Most of the solar energy reaching the Earth is in the range of visible light, with wavelengths between about 400-700 nm. Each color of visible light has a unique wavelength, and together they make up white light. The shortest wavelengths are on the violet and ultraviolet end of the spectrum, while the longest wavelengths are at the red and infrared end. In between, the colors of the visible spectrum comprise the familiar "ROYGBIV"; red, orange, yellow, green, blue, indigo, and violet.
Water is very effective at absorbing incoming light, so the amount of light penetrating the ocean declines rapidly (is attenuated) with depth (Figure 5.9.2). At 1 m depth, only 45% of the solar energy that falls on the ocean surface remains. At 10 m depth only 16% of the light is still present, and only 1% of the original light is left at 100 m. No light penetrates beyond 1000 m.
In addition to overall attenuation, the oceans absorb the different wavelengths of light at different rates (Figure 5.9.2). The wavelengths at the extreme ends of the visible spectrum are attenuated faster than those wavelengths in the middle. Longer wavelengths are absorbed first; red is absorbed in the upper 10 m, orange by about 40 m, and yellow disappears before 100 m. Shorter wavelengths penetrate further, with blue and green light reaching the deepest depths.
This explains why everything appears blue under water. The colors we perceive depends on the wavelengths of light that are received by our eyes. If an object appears red to us, that is because the object reflects red light but absorbs all of the other colors. So the only color reaching our eyes is red. Under water, blue is the only color of light still available at depth, so that is the only color that can be reflected back to our eyes, and everything has a blue tinge under water. A red object at depth will not appear red to us because there is no red light available to reflect off of the object. Objects in water will only appear as their real colors near the surface where all wavelengths of light are still available, or if the other wavelengths of light are provided artificially, such as by illuminating the object with a dive light.
Water in the open ocean appears clear and blue because it contains much less particulate matter, such as phytoplankton or other suspended particles, and the clearer the water, the deeper the light penetration. Blue light penetrates deeply and is scattered by the water molecules, while all other colors are absorbed; thus the water appears blue. On the other hand, coastal water often appears greenish (Figure 5.9.2). Coastal water contains much more suspended silt and algae and microscopic organisms than the open ocean. Many of these organisms, such as phytoplankton, absorb light in the blue and red range through their photosynthetic pigments, leaving green as the dominant wavelength of reflected light. Therefore the higher the phytoplankton concentration in water, the greener it appears. Small silt particles may also absorb blue light, further shifting the color of water away from blue when there are high concentrations of suspended particles.
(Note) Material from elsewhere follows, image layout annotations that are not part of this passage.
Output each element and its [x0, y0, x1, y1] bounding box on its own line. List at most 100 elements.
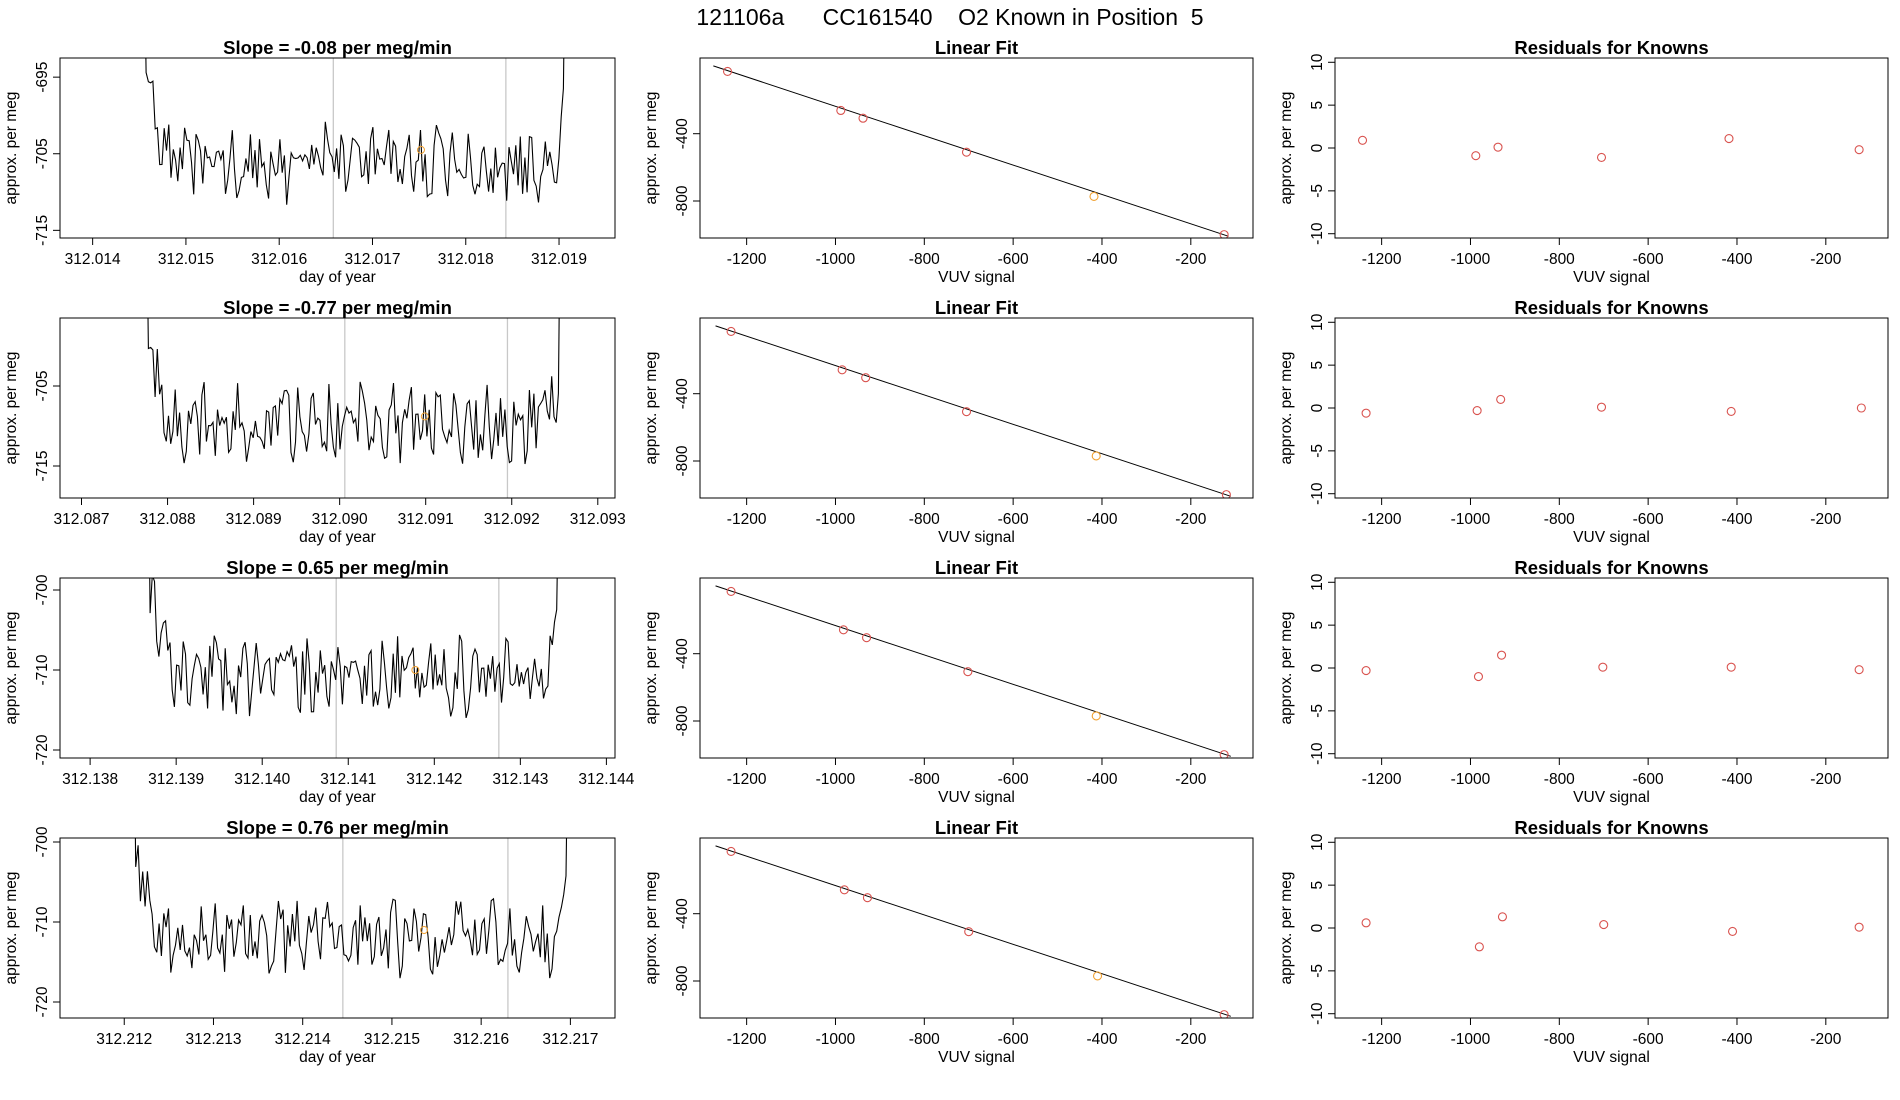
fit-line: [715, 325, 1231, 497]
panel-title: Slope = -0.08 per meg/min: [223, 37, 452, 58]
y-tick-label: -10: [1309, 482, 1326, 505]
x-axis-label: day of year: [299, 529, 376, 546]
known-point: [963, 667, 973, 677]
y-tick-label: -400: [674, 898, 691, 929]
known-point: [862, 633, 872, 643]
plot-frame: [1334, 577, 1889, 759]
known-point: [1361, 918, 1371, 928]
plot-frame: [1334, 837, 1889, 1019]
signal-trace: [149, 578, 558, 719]
known-point: [1726, 406, 1736, 416]
x-tick-label: -1200: [727, 251, 767, 268]
y-tick-label: -800: [674, 445, 691, 476]
y-axis-label: approx. per meg: [1278, 872, 1295, 985]
plot-area: [713, 65, 1229, 238]
unknown-point: [1089, 191, 1099, 201]
y-tick-label: -10: [1309, 222, 1326, 245]
x-tick-label: -1000: [1451, 511, 1491, 528]
y-tick-label: -10: [1309, 1002, 1326, 1025]
x-tick-label: 312.144: [578, 771, 634, 788]
x-tick-label: -600: [1633, 511, 1664, 528]
panel-line-2: Slope = -0.77 per meg/min 312.087 312.088 3…: [3, 297, 626, 546]
known-point: [1856, 403, 1866, 413]
x-tick-label: -800: [909, 1031, 940, 1048]
y-tick-label: 0: [1309, 143, 1326, 152]
x-tick-label: 312.215: [364, 1031, 420, 1048]
x-tick-label: 312.015: [158, 251, 214, 268]
panel-scatter-3: Linear Fit -1200 -1000 -800 -600 -400 -200 -400…: [643, 557, 1254, 806]
y-axis-label: approx. per meg: [1278, 92, 1295, 205]
plot-frame: [1334, 57, 1889, 239]
signal-trace: [145, 58, 565, 205]
y-tick-label: -700: [34, 574, 51, 605]
x-axis-label: VUV signal: [938, 789, 1015, 806]
x-tick-label: -1200: [1362, 771, 1402, 788]
known-point: [726, 846, 736, 857]
x-tick-label: -600: [1633, 771, 1664, 788]
panel-title: Residuals for Knowns: [1514, 557, 1708, 578]
panel-title: Linear Fit: [935, 297, 1018, 318]
x-tick-label: 312.143: [492, 771, 548, 788]
y-tick-label: 0: [1309, 663, 1326, 672]
known-point: [726, 326, 736, 337]
panel-scatter-3: Residuals for Knowns -1200 -1000 -800 -600 -4…: [1278, 557, 1889, 806]
x-tick-label: -1000: [1451, 251, 1491, 268]
y-tick-label: 10: [1309, 833, 1326, 851]
x-tick-label: -1000: [816, 251, 856, 268]
y-tick-label: -800: [674, 185, 691, 216]
y-tick-label: -705: [34, 138, 51, 169]
y-tick-label: -800: [674, 705, 691, 736]
plot-frame: [59, 837, 616, 1019]
x-tick-label: 312.014: [65, 251, 121, 268]
fit-line: [715, 585, 1231, 757]
plot-frame: [1334, 317, 1889, 499]
plot-area: [715, 325, 1231, 498]
known-point: [726, 586, 736, 597]
known-point: [839, 885, 849, 895]
known-point: [1727, 926, 1738, 936]
y-axis-label: approx. per meg: [643, 352, 660, 465]
panel-title: Slope = -0.77 per meg/min: [223, 297, 452, 318]
x-axis-label: VUV signal: [1573, 1049, 1650, 1066]
known-point: [1726, 662, 1736, 672]
x-tick-label: 312.087: [53, 511, 109, 528]
x-tick-label: 312.212: [96, 1031, 152, 1048]
known-point: [1471, 151, 1481, 161]
x-tick-label: 312.214: [275, 1031, 331, 1048]
known-point: [961, 147, 972, 157]
y-tick-label: 10: [1309, 53, 1326, 71]
known-point: [964, 927, 974, 937]
known-point: [1596, 152, 1607, 162]
x-tick-label: 312.017: [344, 251, 400, 268]
known-point: [1361, 666, 1371, 676]
x-tick-label: 312.213: [185, 1031, 241, 1048]
x-tick-label: -1000: [816, 511, 856, 528]
plot-area: [149, 578, 558, 758]
plot-area: [1361, 912, 1864, 952]
known-point: [1493, 142, 1503, 152]
x-tick-label: 312.217: [542, 1031, 598, 1048]
y-tick-label: -715: [34, 450, 51, 481]
panel-title: Linear Fit: [935, 817, 1018, 838]
known-point: [1474, 942, 1484, 952]
x-tick-label: -200: [1810, 771, 1841, 788]
y-tick-label: 0: [1309, 403, 1326, 412]
x-tick-label: 312.093: [570, 511, 626, 528]
x-tick-label: -1200: [727, 1031, 767, 1048]
y-axis-label: approx. per meg: [643, 612, 660, 725]
x-tick-label: -1200: [1362, 251, 1402, 268]
y-tick-label: -10: [1309, 742, 1326, 765]
x-axis-label: VUV signal: [1573, 789, 1650, 806]
known-point: [837, 365, 847, 375]
x-tick-label: 312.018: [438, 251, 494, 268]
x-tick-label: -800: [909, 251, 940, 268]
known-point: [1496, 394, 1506, 404]
known-point: [836, 105, 846, 116]
fit-line: [713, 65, 1229, 237]
plot-frame: [59, 577, 616, 759]
plot-area: [1361, 650, 1864, 682]
y-axis-label: approx. per meg: [643, 872, 660, 985]
y-tick-label: 0: [1309, 923, 1326, 932]
known-point: [862, 893, 873, 903]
The ocean can be divided into depth layers depending on the amount of light penetration, as discussed in section 1.3 (Figure 5.9.3). The upper 200 m is referred to as the photic or euphotic zone. This represents the region where enough light can penetrate to support photosynthesis, and it corresponds to the epipelagic zone. From 200-1000 m lies the dysphotic zone, or the twilight zone (corresponding with the mesopelagic zone). There is still some light at these depths, but not enough to support photosynthesis. Below 1000 m is the aphotic (or midnight) zone, where no light penetrates. This region includes the majority of the ocean volume, which exists in complete darkness.